Sure enough, we climbed the stairs and saw a beautiful gorge flowing with crystal clear water. It looked just like the guidebook photo. There was a ticket office that was closed, and no one was in sight. The path seemed open, however, so we continued. It was a pretty scary mile-long walk along a deep river with multiple waterfalls. Joe had to carry Brother the whole way over the scary boardwalks that had been staked into the rock above the water. At some places, the river must have been 30 feet deep, and you could still see the bottom with crystal clarity including multiple trout. A number of bridges allowed you to cross to the alternate side and then back again.

We did see a few groups along the way including some friendly Thai people who spoke good English. They had entered the gorge from an alternate entrance, the exact location of which we never could quite determine. Joe admitted that he had been wrong to doubt Vintgar and, in fact, that it had been one of the most interesting places he had ever been. Afterwards, the kids enjoyed a blue lollipop. (You can view Vintgar Gorge by clicking on the weblink to the right.)

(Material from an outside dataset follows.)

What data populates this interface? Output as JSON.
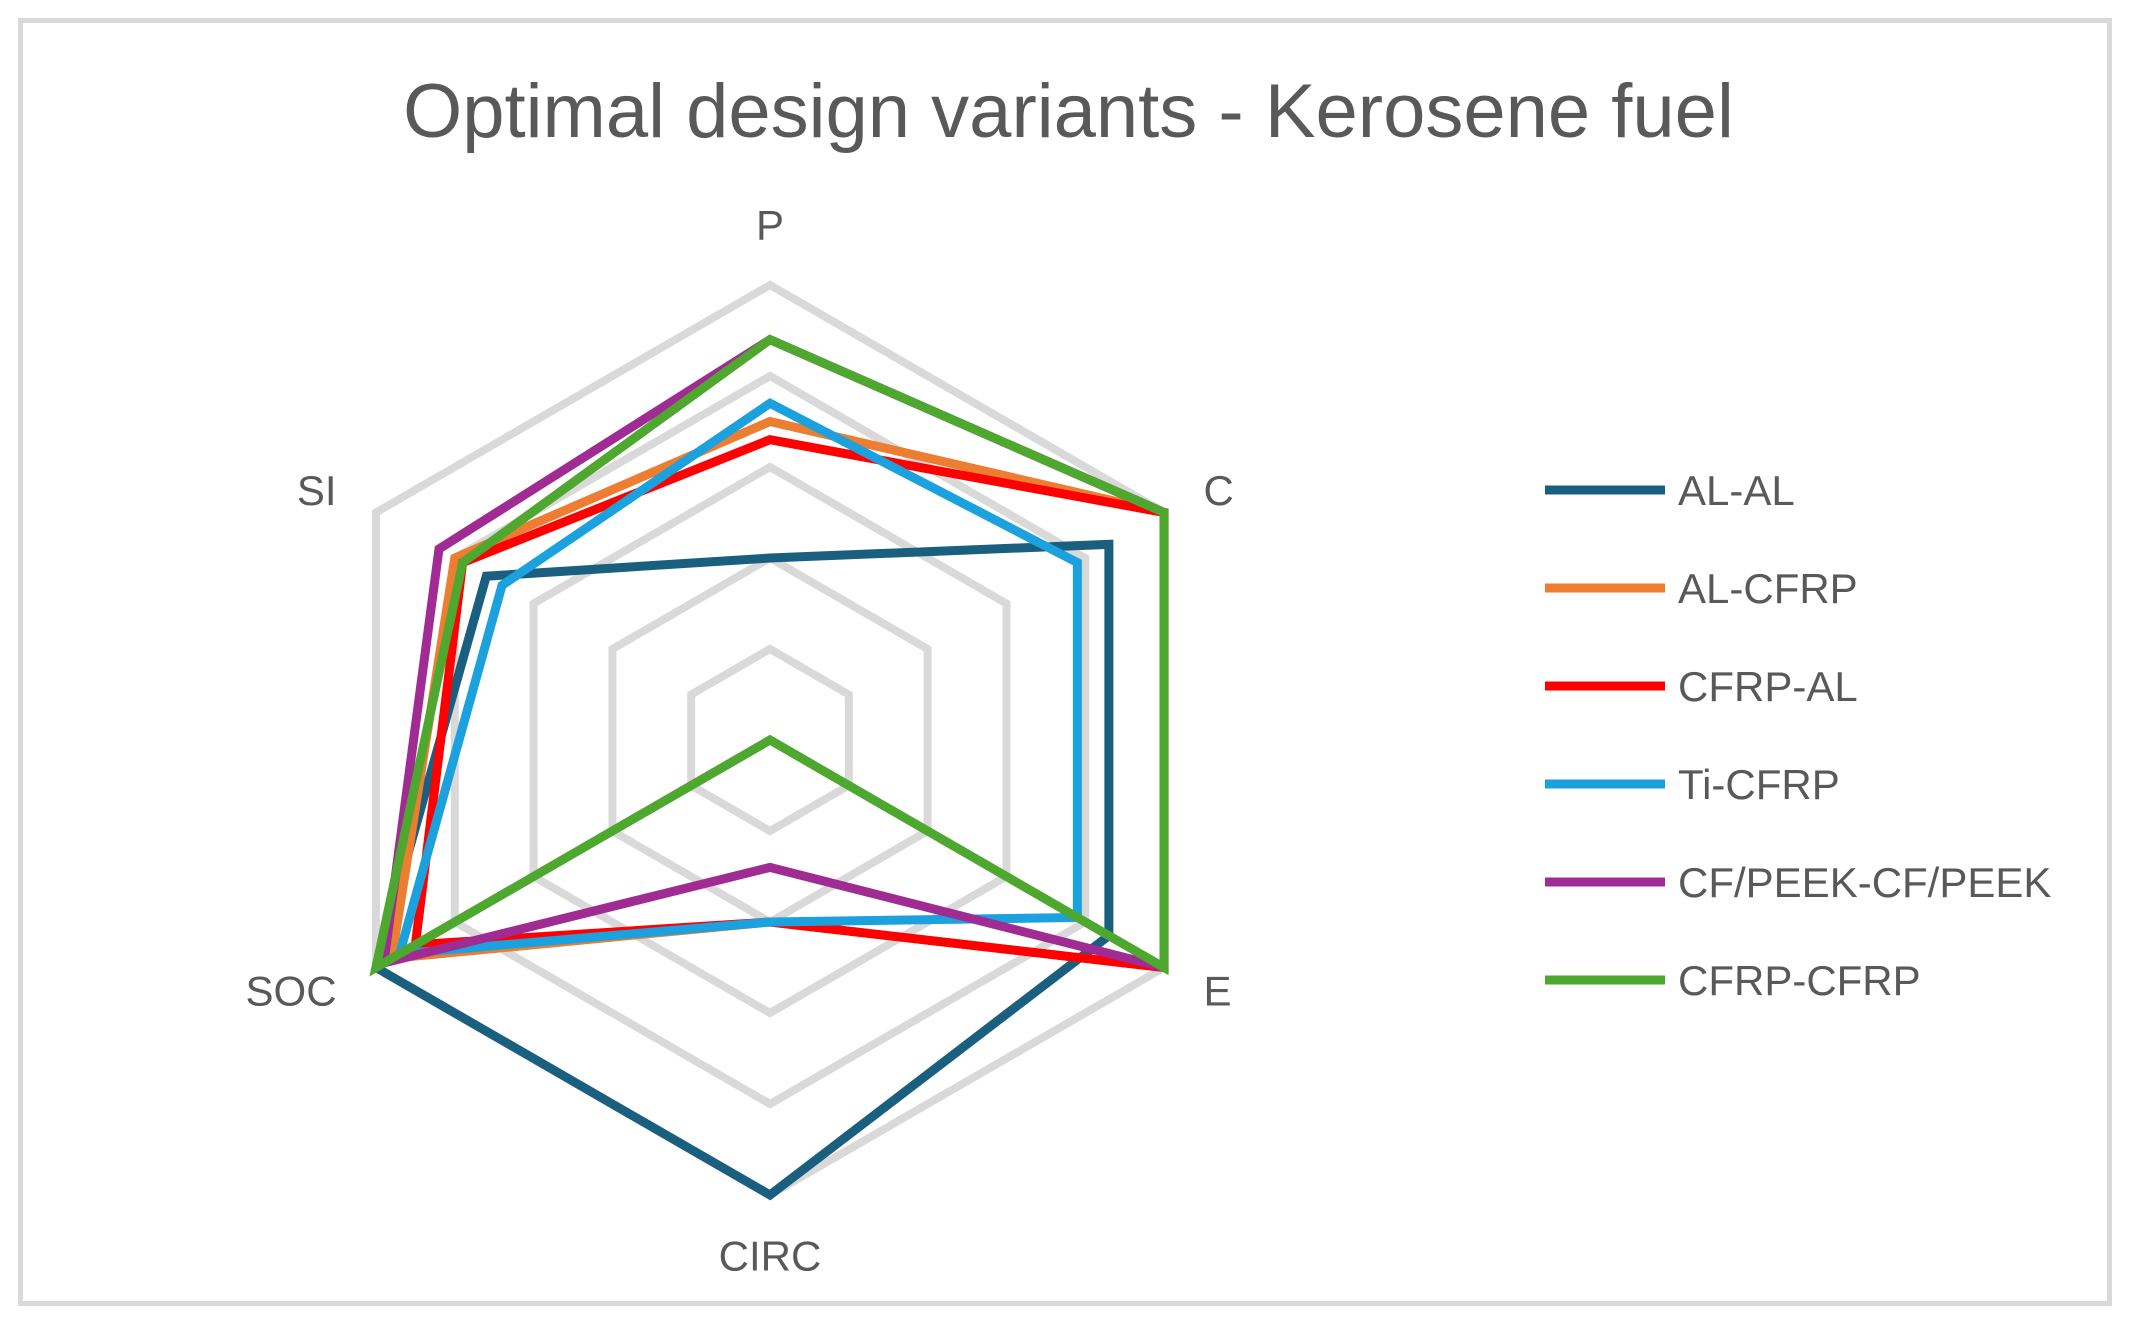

After we returned to Psnak, Mom and Alex stayed at the apartment while Joe and Julia went off for an adventure. They visited the Psnak family mill and stuck their feet in the icy water. Joe let Julia steer the car down the deserted road. Then they tried to climb the mountain behind the house. Joe claimed that they almost fell off the mountain, although Wendy questioned how high they actually got.

At dinner, Tanja’s father-in-law, who spoke only Slovene and German, gave us some more honey schnapps. He had quite a history. In his younger years he was a “bearer”, which is something like a sherpa. He helped people carry things over the mountains before helicopters took over the job. The family Lipovec still does some organic farming and beekeeping. He seemed very nice although the language barrier kept the conversation somewhat short. We ate potato soup, marinated cabbage, rice and an almost Chinese tasting pork stirfry dish with red peppers.

We returned to our apartment and made plans for the next day—our last full day in the Julian Alps. Soon we were off to our beds to have a good night's sleep.